When I was in high school, I spent one of my summers working in a lab. The professor had a small lab, so I was given my own project, and made enough progress on it to publish a paper.
While I was working there, one of the PhD students started taking a keen interest in my work, and she kept wanting to discuss the problem, asking about details of my methodology, etc. She even started replicating my work and literally rewriting my code to produce the same graphs that I was getting. She was not originally assigned to the project, but I was happy to discuss the problem with her, because I enjoyed my project and wanted to talk about it with as many people as possible.
At the end of the summer she asked me to send her the slides from the talk I gave at group meeting. A few months later my supervisor told my brother that she presented my work at a conference without mentioning my name. (He never told me directly, probably because he thought I'd be sad.)

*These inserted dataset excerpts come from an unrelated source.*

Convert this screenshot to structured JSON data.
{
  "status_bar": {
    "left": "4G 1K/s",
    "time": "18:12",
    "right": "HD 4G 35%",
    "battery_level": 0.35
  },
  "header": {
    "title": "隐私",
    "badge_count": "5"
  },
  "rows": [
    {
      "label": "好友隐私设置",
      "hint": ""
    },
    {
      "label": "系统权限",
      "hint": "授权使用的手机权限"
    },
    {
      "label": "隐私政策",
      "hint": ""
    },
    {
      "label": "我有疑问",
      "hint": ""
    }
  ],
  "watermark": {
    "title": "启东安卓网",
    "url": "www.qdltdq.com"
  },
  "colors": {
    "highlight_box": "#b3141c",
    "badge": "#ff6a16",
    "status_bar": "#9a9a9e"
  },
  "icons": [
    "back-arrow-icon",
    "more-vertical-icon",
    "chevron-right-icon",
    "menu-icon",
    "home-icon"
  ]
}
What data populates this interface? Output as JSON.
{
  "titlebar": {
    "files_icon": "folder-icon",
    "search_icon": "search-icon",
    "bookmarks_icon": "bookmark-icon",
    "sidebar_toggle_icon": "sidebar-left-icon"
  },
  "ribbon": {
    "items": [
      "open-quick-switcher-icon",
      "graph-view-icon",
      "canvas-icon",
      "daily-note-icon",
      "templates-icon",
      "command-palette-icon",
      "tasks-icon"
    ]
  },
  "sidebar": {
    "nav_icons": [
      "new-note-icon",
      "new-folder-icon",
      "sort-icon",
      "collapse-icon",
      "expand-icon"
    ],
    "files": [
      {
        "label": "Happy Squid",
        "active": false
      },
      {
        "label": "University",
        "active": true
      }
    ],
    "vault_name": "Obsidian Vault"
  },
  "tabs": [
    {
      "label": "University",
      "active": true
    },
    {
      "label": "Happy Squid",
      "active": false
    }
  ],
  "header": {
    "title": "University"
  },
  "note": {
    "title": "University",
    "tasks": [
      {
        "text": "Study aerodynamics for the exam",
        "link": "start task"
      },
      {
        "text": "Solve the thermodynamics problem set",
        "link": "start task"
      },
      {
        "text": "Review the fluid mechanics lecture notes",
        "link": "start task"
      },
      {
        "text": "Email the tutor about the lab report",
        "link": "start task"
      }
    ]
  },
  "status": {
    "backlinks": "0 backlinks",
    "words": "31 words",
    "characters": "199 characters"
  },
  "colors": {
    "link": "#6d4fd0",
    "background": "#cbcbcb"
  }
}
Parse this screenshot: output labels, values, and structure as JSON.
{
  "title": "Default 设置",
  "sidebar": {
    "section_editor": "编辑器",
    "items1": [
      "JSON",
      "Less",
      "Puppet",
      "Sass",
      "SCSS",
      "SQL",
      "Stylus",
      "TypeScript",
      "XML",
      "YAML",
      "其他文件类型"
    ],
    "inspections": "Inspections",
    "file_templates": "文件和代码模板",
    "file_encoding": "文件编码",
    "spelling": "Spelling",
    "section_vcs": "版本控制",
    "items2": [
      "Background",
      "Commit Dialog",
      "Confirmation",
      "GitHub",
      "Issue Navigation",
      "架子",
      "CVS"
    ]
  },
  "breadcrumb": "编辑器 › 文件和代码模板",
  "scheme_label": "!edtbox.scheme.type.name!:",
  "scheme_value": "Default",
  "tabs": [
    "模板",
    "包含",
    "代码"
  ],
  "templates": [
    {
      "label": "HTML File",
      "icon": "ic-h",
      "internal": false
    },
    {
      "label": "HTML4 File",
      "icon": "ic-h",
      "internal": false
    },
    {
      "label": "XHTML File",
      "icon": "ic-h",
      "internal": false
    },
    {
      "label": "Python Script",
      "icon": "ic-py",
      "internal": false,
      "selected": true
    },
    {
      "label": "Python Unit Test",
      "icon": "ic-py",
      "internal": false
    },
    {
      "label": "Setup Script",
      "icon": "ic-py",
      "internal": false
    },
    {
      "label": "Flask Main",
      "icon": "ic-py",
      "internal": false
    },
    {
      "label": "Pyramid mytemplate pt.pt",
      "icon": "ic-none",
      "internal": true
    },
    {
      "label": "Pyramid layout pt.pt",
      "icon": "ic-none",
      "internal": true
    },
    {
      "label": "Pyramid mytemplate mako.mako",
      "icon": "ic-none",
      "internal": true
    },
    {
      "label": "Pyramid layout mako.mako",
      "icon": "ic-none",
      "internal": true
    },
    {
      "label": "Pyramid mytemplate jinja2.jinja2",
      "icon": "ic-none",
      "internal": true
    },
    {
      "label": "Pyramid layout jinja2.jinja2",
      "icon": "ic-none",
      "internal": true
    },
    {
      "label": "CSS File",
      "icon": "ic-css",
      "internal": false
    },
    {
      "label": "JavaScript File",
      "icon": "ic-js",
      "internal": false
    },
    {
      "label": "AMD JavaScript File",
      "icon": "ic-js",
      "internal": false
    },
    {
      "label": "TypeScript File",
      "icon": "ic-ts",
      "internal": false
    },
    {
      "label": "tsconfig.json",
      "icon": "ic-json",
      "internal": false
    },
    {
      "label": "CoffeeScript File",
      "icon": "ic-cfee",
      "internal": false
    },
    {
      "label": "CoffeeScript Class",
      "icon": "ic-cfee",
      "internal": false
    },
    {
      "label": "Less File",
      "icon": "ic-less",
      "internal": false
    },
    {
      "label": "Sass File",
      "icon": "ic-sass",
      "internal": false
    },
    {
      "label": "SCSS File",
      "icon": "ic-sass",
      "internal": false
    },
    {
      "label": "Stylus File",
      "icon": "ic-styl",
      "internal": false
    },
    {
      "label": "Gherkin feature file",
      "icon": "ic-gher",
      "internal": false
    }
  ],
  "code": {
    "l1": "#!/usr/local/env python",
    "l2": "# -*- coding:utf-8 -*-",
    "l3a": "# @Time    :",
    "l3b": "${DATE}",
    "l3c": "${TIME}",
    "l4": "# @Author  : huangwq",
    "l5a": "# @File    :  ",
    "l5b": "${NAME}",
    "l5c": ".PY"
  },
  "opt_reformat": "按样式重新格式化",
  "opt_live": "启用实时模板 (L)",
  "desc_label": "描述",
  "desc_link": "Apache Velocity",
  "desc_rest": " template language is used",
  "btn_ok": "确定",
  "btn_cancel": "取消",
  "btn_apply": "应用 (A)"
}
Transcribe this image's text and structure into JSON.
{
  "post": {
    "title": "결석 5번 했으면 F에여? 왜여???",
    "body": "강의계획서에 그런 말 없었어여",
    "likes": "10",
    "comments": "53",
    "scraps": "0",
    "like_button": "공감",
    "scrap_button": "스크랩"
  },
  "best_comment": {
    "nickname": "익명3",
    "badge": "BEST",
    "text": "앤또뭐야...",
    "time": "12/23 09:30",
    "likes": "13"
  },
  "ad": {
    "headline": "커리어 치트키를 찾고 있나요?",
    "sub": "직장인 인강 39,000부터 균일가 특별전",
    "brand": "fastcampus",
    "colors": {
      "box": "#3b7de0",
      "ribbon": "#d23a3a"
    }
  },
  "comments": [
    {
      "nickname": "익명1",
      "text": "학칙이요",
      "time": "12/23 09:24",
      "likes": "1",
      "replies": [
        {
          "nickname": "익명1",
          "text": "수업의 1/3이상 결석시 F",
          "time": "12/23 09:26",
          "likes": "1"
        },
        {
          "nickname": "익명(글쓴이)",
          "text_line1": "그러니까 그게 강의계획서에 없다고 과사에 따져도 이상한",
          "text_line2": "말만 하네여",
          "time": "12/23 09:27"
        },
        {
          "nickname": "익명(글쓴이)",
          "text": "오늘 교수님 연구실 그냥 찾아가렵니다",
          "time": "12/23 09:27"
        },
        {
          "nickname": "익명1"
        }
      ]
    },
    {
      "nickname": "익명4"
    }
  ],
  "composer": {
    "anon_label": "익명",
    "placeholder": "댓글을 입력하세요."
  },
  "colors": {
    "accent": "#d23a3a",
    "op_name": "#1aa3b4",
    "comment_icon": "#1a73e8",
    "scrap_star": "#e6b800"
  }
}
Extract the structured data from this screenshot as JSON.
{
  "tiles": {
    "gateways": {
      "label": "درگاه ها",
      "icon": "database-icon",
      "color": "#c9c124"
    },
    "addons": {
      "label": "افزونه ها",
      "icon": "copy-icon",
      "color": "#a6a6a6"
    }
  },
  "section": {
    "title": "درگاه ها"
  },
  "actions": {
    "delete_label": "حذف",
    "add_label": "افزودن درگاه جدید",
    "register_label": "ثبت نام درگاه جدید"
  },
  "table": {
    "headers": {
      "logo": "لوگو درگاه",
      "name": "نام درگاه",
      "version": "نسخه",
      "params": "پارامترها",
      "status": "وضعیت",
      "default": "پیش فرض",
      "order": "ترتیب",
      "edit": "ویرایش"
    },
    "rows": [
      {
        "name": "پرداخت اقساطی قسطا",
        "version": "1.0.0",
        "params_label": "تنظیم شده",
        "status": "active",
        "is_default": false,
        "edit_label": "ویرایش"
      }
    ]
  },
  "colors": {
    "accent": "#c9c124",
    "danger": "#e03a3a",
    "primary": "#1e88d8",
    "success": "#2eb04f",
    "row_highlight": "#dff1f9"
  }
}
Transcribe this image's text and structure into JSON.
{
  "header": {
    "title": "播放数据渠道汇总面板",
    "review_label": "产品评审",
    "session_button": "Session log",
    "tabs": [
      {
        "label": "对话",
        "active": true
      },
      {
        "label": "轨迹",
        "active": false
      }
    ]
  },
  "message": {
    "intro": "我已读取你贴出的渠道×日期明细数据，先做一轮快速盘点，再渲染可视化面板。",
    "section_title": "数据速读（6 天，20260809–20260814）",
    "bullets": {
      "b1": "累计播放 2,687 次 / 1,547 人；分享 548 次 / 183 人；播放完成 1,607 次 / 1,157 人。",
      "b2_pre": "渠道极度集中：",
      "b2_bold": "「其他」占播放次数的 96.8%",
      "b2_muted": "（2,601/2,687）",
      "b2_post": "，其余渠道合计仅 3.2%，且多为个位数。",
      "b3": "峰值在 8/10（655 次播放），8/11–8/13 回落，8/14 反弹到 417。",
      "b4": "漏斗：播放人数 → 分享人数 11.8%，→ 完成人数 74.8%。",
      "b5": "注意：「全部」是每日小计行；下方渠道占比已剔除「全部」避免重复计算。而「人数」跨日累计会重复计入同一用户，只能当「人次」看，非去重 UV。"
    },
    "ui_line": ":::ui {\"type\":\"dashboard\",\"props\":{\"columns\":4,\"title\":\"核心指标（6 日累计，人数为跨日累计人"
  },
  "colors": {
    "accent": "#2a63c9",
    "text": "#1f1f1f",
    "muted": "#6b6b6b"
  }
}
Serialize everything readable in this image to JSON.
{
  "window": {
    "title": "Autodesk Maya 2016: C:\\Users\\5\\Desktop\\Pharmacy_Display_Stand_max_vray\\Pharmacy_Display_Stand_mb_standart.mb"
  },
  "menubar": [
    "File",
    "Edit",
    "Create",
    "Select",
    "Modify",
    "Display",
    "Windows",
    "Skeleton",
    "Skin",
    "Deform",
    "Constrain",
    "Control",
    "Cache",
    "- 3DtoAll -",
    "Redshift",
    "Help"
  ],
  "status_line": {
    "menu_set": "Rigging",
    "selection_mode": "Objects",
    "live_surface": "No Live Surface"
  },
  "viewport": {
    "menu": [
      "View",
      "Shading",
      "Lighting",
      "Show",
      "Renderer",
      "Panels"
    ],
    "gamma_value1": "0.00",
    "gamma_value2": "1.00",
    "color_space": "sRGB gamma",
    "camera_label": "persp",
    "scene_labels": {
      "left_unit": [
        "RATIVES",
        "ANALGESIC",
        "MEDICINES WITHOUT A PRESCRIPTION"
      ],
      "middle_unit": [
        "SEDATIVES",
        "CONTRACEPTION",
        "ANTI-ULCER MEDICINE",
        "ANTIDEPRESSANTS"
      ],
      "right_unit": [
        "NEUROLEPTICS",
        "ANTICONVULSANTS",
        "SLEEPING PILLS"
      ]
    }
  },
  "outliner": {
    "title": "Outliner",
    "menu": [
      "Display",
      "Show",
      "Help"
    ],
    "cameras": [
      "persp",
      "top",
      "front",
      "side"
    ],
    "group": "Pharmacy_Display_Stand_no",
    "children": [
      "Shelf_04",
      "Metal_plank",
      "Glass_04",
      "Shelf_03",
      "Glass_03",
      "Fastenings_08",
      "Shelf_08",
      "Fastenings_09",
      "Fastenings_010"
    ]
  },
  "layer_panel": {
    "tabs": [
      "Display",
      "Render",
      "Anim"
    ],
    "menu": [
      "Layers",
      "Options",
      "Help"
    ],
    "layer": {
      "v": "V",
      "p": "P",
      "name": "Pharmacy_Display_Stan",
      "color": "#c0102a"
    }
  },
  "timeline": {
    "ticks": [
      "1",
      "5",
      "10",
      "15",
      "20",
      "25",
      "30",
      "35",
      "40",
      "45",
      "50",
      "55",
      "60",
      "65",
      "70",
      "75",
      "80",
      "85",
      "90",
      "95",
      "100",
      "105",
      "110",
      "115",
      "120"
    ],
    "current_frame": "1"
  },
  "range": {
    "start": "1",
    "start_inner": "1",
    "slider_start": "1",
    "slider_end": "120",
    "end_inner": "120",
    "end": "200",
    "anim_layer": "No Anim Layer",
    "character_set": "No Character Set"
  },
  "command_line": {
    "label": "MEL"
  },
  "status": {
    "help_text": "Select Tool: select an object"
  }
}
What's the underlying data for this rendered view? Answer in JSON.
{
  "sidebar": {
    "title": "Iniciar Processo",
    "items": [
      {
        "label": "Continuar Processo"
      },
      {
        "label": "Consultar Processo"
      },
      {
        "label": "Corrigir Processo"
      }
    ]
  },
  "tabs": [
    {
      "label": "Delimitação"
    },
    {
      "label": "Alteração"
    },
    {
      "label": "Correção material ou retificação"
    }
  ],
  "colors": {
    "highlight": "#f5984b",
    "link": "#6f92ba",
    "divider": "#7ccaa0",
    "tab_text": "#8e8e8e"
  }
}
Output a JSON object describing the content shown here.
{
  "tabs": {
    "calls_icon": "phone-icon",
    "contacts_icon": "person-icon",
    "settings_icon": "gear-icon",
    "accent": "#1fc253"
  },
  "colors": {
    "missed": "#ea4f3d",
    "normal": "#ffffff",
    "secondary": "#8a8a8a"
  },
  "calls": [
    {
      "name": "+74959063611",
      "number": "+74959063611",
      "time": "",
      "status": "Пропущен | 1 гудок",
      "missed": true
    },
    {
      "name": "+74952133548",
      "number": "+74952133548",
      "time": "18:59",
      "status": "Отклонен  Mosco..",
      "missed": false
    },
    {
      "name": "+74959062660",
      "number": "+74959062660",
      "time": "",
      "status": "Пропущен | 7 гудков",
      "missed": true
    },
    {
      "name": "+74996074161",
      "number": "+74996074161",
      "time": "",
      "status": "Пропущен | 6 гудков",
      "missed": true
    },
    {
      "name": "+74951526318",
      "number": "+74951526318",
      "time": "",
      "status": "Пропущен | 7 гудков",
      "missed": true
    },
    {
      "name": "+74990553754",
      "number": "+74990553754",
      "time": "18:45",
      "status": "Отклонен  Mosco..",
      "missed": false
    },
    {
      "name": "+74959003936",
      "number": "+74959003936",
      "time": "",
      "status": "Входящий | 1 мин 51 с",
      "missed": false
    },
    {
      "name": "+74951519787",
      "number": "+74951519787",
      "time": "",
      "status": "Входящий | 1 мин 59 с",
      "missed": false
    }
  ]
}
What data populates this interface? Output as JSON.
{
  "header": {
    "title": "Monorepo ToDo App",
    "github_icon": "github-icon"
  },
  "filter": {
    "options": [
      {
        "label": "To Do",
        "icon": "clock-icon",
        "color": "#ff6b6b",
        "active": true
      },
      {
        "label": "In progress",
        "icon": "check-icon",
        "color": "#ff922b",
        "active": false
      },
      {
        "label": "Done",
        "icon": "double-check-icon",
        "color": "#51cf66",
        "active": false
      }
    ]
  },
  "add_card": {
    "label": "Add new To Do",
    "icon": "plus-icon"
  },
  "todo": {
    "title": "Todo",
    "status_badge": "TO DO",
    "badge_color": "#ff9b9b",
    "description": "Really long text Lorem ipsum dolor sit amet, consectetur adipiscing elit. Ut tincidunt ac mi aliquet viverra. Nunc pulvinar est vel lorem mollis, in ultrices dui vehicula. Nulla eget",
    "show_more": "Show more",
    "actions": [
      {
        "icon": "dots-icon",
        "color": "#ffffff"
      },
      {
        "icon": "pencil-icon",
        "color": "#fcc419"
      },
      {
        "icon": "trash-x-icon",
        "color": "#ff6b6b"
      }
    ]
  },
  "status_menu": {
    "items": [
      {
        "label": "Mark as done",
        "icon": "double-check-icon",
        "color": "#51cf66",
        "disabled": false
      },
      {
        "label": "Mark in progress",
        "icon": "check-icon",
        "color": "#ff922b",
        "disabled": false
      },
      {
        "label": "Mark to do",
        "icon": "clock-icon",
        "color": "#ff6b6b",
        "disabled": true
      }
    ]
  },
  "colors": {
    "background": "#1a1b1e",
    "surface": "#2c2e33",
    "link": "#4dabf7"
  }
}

Anyway, my dad (who is a professor) was very mad about this, and told me I should write a draft of the journal paper myself so the professor would feel obligated to give me first authorship instead of that PhD student. A few months later I sent him the draft, and he didn't give me first authorship, but did give me coauthorship on three different papers, one of which was only marginally related to what I did. I got into my top choice of college (and graduate school), but this was one of the more traumatic experiences I had as a teenager, and ever since this incident I've sworn off academia as a career option.
Do you think I should have done anything differently, and what would you have done in this situation?